DAZN-Kommentator Elmar Paulke und SPOX-Chefreporter Florian Regelmann machen den Favoritencheck und stellen ein Power Ranking auf.

Die Deutschen: Gabriel Clemens, Max Hopp und Nico Kurz

Gabriel Clemens (PDC Order of Merit: 31)

Ging im vergangenen Jahr noch Max Hopp als bestklassierter Deutscher (24) in die WM, hat sich das Blatt nun gedreht. Während Hopp aus den Top 32 gefallen ist, geht der German Giant zum ersten Mal als gesetzter Spieler und klar bester Deutscher ins größte Darts-Turnier der Welt.

Und auch wenn die letzten Turniere vor der WM für Clemens eher unglücklich liefen (vor allem das Vorrunden-Aus beim Grand Slam of Darts war bitter), scheint es nur eine Frage der Zeit, bis er sich in der Rangliste noch weiter nach vorne schiebt und auch bei großen Turnieren weit kommt. Selbst die Top 16 sind angesichts des Potenzials von Gaga längst keine Utopie mehr.

Gabriel Clemens exklusiv: "Wenn ich gut spiele, kann ich fast jeden ärgern"

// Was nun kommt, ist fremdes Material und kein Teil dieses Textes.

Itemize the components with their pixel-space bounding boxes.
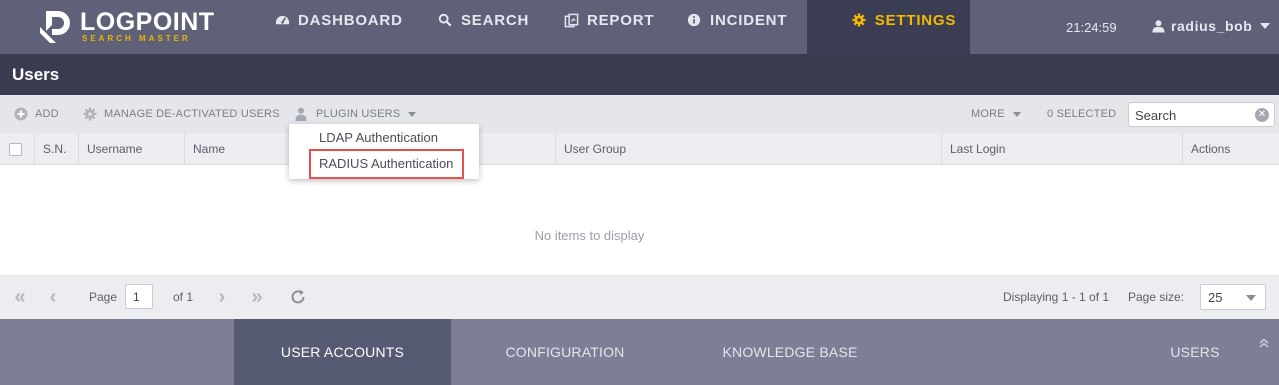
selected-count-label: 0 SELECTED bbox=[1047, 108, 1117, 120]
nav-dashboard-label: DASHBOARD bbox=[298, 11, 403, 29]
username-label: radius_bob bbox=[1171, 18, 1253, 34]
tab-users[interactable]: USERS bbox=[1130, 319, 1260, 385]
selected-count: 0 SELECTED bbox=[1047, 95, 1116, 133]
column-actions-label: Actions bbox=[1191, 142, 1231, 156]
column-actions: Actions bbox=[1182, 133, 1279, 165]
more-label: MORE bbox=[971, 108, 1005, 120]
empty-state-message: No items to display bbox=[534, 228, 645, 243]
logo-tagline: SEARCH MASTER bbox=[82, 34, 191, 43]
chevron-down-icon bbox=[1246, 295, 1256, 301]
grid-header: S.N. Username Name User Group Last Login… bbox=[0, 133, 1279, 165]
tab-configuration[interactable]: CONFIGURATION bbox=[480, 319, 650, 385]
search-field: ✕ bbox=[1128, 102, 1275, 127]
grid-body bbox=[0, 166, 1279, 275]
last-page-icon[interactable]: » bbox=[247, 286, 267, 308]
tab-knowledge-base[interactable]: KNOWLEDGE BASE bbox=[700, 319, 880, 385]
page-title: Users bbox=[12, 65, 60, 84]
select-all-checkbox[interactable] bbox=[9, 143, 22, 156]
column-sn[interactable]: S.N. bbox=[34, 133, 78, 165]
column-user-group-label: User Group bbox=[564, 142, 627, 156]
menu-item-ldap-authentication[interactable]: LDAP Authentication bbox=[289, 124, 479, 150]
page-size-value: 25 bbox=[1208, 290, 1223, 305]
logpoint-logo[interactable]: LOGPOINT SEARCH MASTER bbox=[38, 8, 215, 45]
user-menu[interactable]: radius_bob bbox=[1152, 16, 1271, 36]
chevron-down-icon bbox=[1012, 111, 1021, 117]
add-label: ADD bbox=[35, 108, 59, 120]
tab-user-accounts[interactable]: USER ACCOUNTS bbox=[234, 319, 451, 385]
nav-incident-label: INCIDENT bbox=[710, 11, 788, 29]
page-size-select[interactable]: 25 bbox=[1200, 284, 1266, 310]
clock: 21:24:59 bbox=[1066, 20, 1117, 35]
next-page-icon[interactable]: › bbox=[212, 286, 232, 308]
menu-item-radius-authentication[interactable]: RADIUS Authentication bbox=[289, 150, 479, 176]
manage-deactivated-users-label: MANAGE DE-ACTIVATED USERS bbox=[104, 108, 280, 120]
refresh-icon[interactable] bbox=[288, 287, 308, 307]
add-icon bbox=[14, 107, 28, 121]
first-page-icon[interactable]: « bbox=[10, 286, 30, 308]
add-button[interactable]: ADD bbox=[14, 95, 59, 133]
gear-icon bbox=[851, 12, 867, 28]
logo-wordmark: LOGPOINT bbox=[80, 8, 215, 36]
nav-search[interactable]: SEARCH bbox=[437, 0, 529, 54]
tab-users-label: USERS bbox=[1170, 344, 1220, 360]
dashboard-icon bbox=[274, 12, 290, 28]
gear-icon bbox=[83, 107, 97, 121]
search-icon bbox=[437, 12, 453, 28]
nav-incident[interactable]: INCIDENT bbox=[686, 0, 787, 54]
chevron-down-icon bbox=[408, 111, 417, 117]
page-number-input[interactable]: 1 bbox=[125, 284, 153, 309]
previous-page-icon[interactable]: ‹ bbox=[43, 286, 63, 308]
menu-item-radius-label: RADIUS Authentication bbox=[319, 155, 454, 171]
nav-settings[interactable]: SETTINGS bbox=[807, 0, 970, 54]
page-header: Users bbox=[0, 54, 1279, 95]
column-username-label: Username bbox=[87, 142, 143, 156]
tab-configuration-label: CONFIGURATION bbox=[505, 344, 625, 360]
displaying-range: Displaying 1 - 1 of 1 bbox=[1003, 290, 1110, 304]
plugin-users-label: PLUGIN USERS bbox=[316, 108, 401, 120]
tab-user-accounts-label: USER ACCOUNTS bbox=[280, 344, 405, 360]
more-button[interactable]: MORE bbox=[971, 95, 1021, 133]
chevron-down-icon bbox=[1260, 23, 1271, 29]
tab-knowledge-base-label: KNOWLEDGE BASE bbox=[722, 344, 858, 360]
page-label: Page bbox=[89, 290, 118, 304]
page-count: of 1 bbox=[173, 290, 194, 304]
nav-report[interactable]: REPORT bbox=[563, 0, 654, 54]
nav-search-label: SEARCH bbox=[461, 11, 530, 29]
user-icon bbox=[1152, 19, 1166, 33]
manage-deactivated-users-button[interactable]: MANAGE DE-ACTIVATED USERS bbox=[83, 95, 280, 133]
column-last-login[interactable]: Last Login bbox=[941, 133, 1182, 165]
info-icon bbox=[686, 12, 702, 28]
column-sn-label: S.N. bbox=[43, 142, 67, 156]
search-input[interactable] bbox=[1135, 106, 1253, 124]
scroll-up-icon[interactable] bbox=[1259, 338, 1271, 350]
clear-search-icon[interactable]: ✕ bbox=[1255, 108, 1269, 122]
column-name-label: Name bbox=[193, 142, 226, 156]
nav-dashboard[interactable]: DASHBOARD bbox=[274, 0, 403, 54]
column-user-group[interactable]: User Group bbox=[555, 133, 941, 165]
plugin-users-dropdown: LDAP Authentication RADIUS Authenticatio… bbox=[289, 124, 479, 179]
nav-report-label: REPORT bbox=[587, 11, 655, 29]
column-last-login-label: Last Login bbox=[950, 142, 1006, 156]
column-username[interactable]: Username bbox=[78, 133, 184, 165]
user-icon bbox=[295, 107, 309, 121]
report-icon bbox=[563, 12, 579, 28]
page-size-label: Page size: bbox=[1128, 290, 1185, 304]
menu-item-ldap-label: LDAP Authentication bbox=[319, 129, 439, 145]
logo-mark-icon bbox=[40, 11, 70, 43]
nav-settings-label: SETTINGS bbox=[874, 11, 957, 29]
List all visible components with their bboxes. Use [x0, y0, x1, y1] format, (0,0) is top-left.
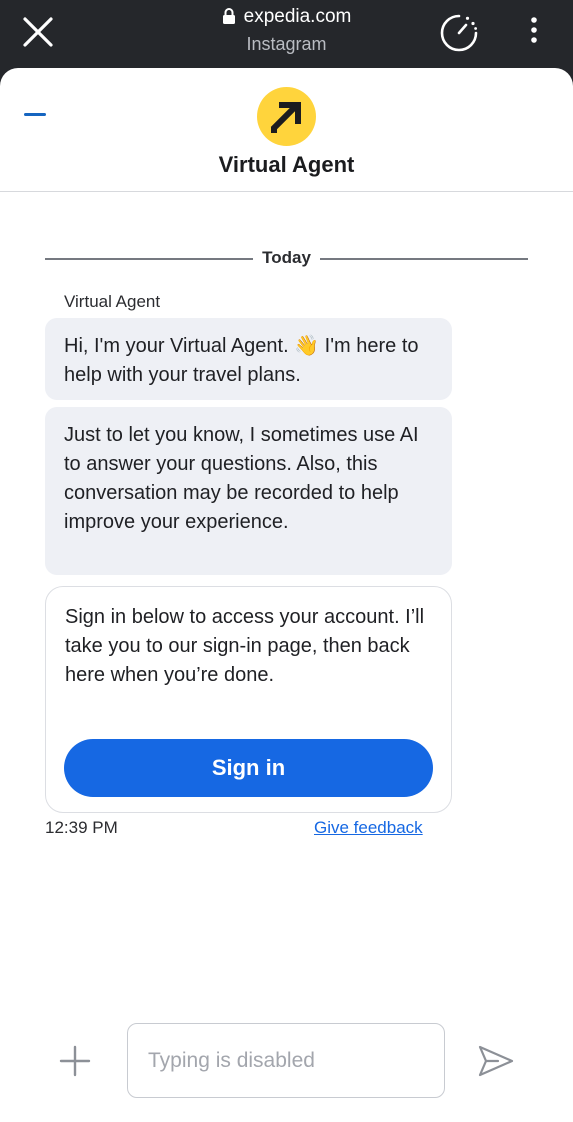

Ob er allerdings bei dieser WM schon für einen großen Knall sorgen kann? Die Auslosung hat es nicht unbedingt gut mit ihm gemeint. Ein deutsches Zweitrundenduell mit dem gefährlichen Nico Kurz wäre so unangenehm, dass sich Clemens wohl im Geheimen lieber Andy Hamilton als Gegner wünschen würde.

Übersteht er seine erste WM-Hürde, würde danach ziemlich sicher der amtierende Weltmeister Peter Wright warten. Es ist nicht wahrscheinlich, aber es wäre auch keine übermäßige Sensation, sollte Clemens Wright in einem großen Match aus der WM schmeißen und als erster Deutscher überhaupt ein WM-Achtelfinale erreichen. Gaga hat das im Kreuz.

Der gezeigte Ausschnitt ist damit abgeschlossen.